Vote for Cyril Ramaphosa and you get Ace Magashule
You should have seen Ace Magashule on Saturday. He was indignant. He was angry. Like someone to whom a grave wrong has been done. He nearly frothed at the mouth.
Magashule, the ANC’s discredited, scandal-soaked secretary-general, stood in front of television cameras and claimed that state organs are being used to fight internal ANC battles.
He said both his phone and that of his deputy, Jessie Duarte, were tapped.
He did not offer any evidence for this, of course, or tell us to what end this was being done.
Right behind Magashule as he whined and whinged was a man wearing a white ANC cap.
As Magashule claimed he knew his phone was being tapped the man pulled his cap further down over his face.
He was right to do so because he knew that Magashule merely had to turn around to him to be told that he was talking utter nonsense.
The man standing behind Magashule was David Mahlobo, the political lightweight plucked by former president Jacob Zuma from obscurity in Mpumalanga five years ago and handed the delicate job of state security minister.
We now know why Mahlobo was chosen by Zuma.
In March, President Cyril Ramaphosa released the findings of his high-level review of the intelligence agencies and we learnt that elements of the State Security Agency were “repurposed” and used to fight ANC factional battles.
The review said that former state security ministers Siyabonga Cwele and Mahlobo, and others, were complicit in what the panel described as “executive overspill in the last decade or so”.
Let’s break that down: these people were using intelligence agency slush funds, personnel and equipment as their own personal fiefdom.
They were running a private spying agency.
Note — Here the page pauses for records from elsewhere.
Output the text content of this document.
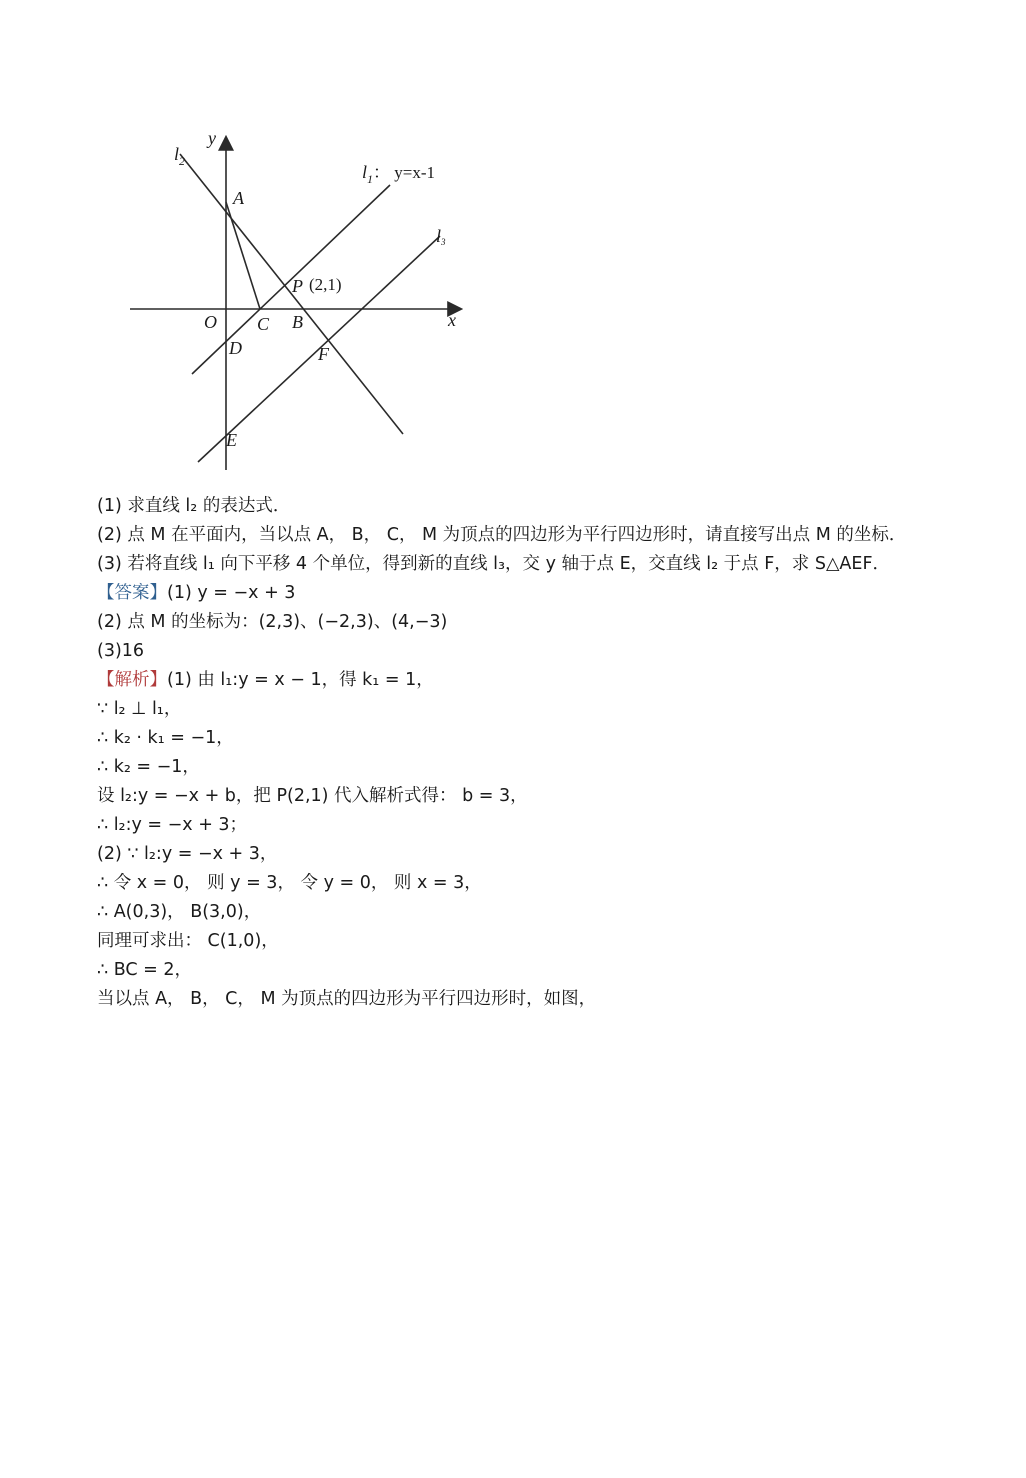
y
x
$l_2$
$l_1$： y=x-1
l3
A
P (2,1)
O C B
D	F
E
(1) 求直线 l₂ 的表达式．
(2) 点 M 在平面内，当以点 A， B， C， M 为顶点的四边形为平行四边形时，请直接写出点 M 的坐标．
(3) 若将直线 l₁ 向下平移 4 个单位，得到新的直线 l₃，交 y 轴于点 E，交直线 l₂ 于点 F，求 S△AEF．
【答案】(1) y = −x + 3
(2) 点 M 的坐标为：(2,3)、(−2,3)、(4,−3)
(3)16
【解析】(1) 由 l₁:y = x − 1，得 k₁ = 1，
∵ l₂ ⊥ l₁，
∴ k₂ · k₁ = −1，
∴ k₂ = −1，
设 l₂:y = −x + b，把 P(2,1) 代入解析式得： b = 3，
∴ l₂:y = −x + 3；
(2) ∵ l₂:y = −x + 3，
∴ 令 x = 0， 则 y = 3， 令 y = 0， 则 x = 3，
∴ A(0,3)， B(3,0)，
同理可求出： C(1,0)，
∴ BC = 2，
当以点 A， B， C， M 为顶点的四边形为平行四边形时，如图，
Did Magashule say a word? No.
Now it is all unravelling, and the likes of Magashule – who has since 2009 used his premiership of the Free State and his leadership of the ANC in that province to defend Zuma – are feeling the heat.
Law enforcement agencies are sniffing around the many deals that Magashule oversaw for his cronies.
That is why he is now claiming harassment by the law enforcement agencies.
The truth is that there is no harassment here.
Magashule is running a Zuma-style victimhood campaign to stay out of jail.
The heat is on.
Think of the unravelling of the Zuma-era thieving project over the past year of Ramaphosa’s tenure.
The intelligence agencies have been freed of the malign grip of the likes of Mahlobo.
Last week, Ramaphosa fired two former deputy heads of the National Prosecuting Authority who were responsible for the lack of prosecutions on key cases.
That clean-up continues and is cemented by the appointment of Shamila Batohi to the top post at the NPA.
Tom Moyane has been fired from Sars.
Similar clean-ups are taking place at state-owned agencies,
Now it is all unravelling and the likes of Ace Magashule are feeling the heat
It must be a terrifying time for the Zuma-Gupta gang as, one by one, their carefully laid out dominoes fall.
Last Friday, it was reported that Magashule said he wants EFF leader Julius Malema to return to the ANC.
“I love Julius. I am talking to him to return home,” Magashule said. Why?
Magashule and his lieutenants are trying to enlist Malema – who has also had problems with agencies such as Sars and still has not appeared in court on allegations of corruption in Limpopo – to bolster their fight-back campaign within the ANC.
Malema should not fall for it.
All this, of course, plays into the calls by many, such as the Economist magazine last week, for voters to endorse Ramaphosa on May 8 by voting for the ANC.
Many voters balk at this: who in his right mind wants to vote for the party of Magashule and Zuma? That is who you end up voting for when you vote for Ramaphosa.
Yet one knows that Magashule is terrified of the Ramaphosa clean up.
The entire Magashule-Zuma faction of the ANC is in meltdown because its project to dismantle our institutions of accountability and of state has been frustrated and is being demolished.
We know that an emboldened Ramaphosa will continue to strengthen the institutions that will ensure that the “nine wasted years” of Zuma are reversed.
Those living overseas voted on Friday and had to face the dilemma of this two-faced ANC. Others did not and voted for other parties.
Why, after all, should the ANC’s internal problems hover so hugely over the fate of the nation?
The bulk of South Africans make their electoral choice next week. This is a week in which to reflect deeply before entering that voting station.
Our children will judge us harshly if we return the Magashules of this world to power.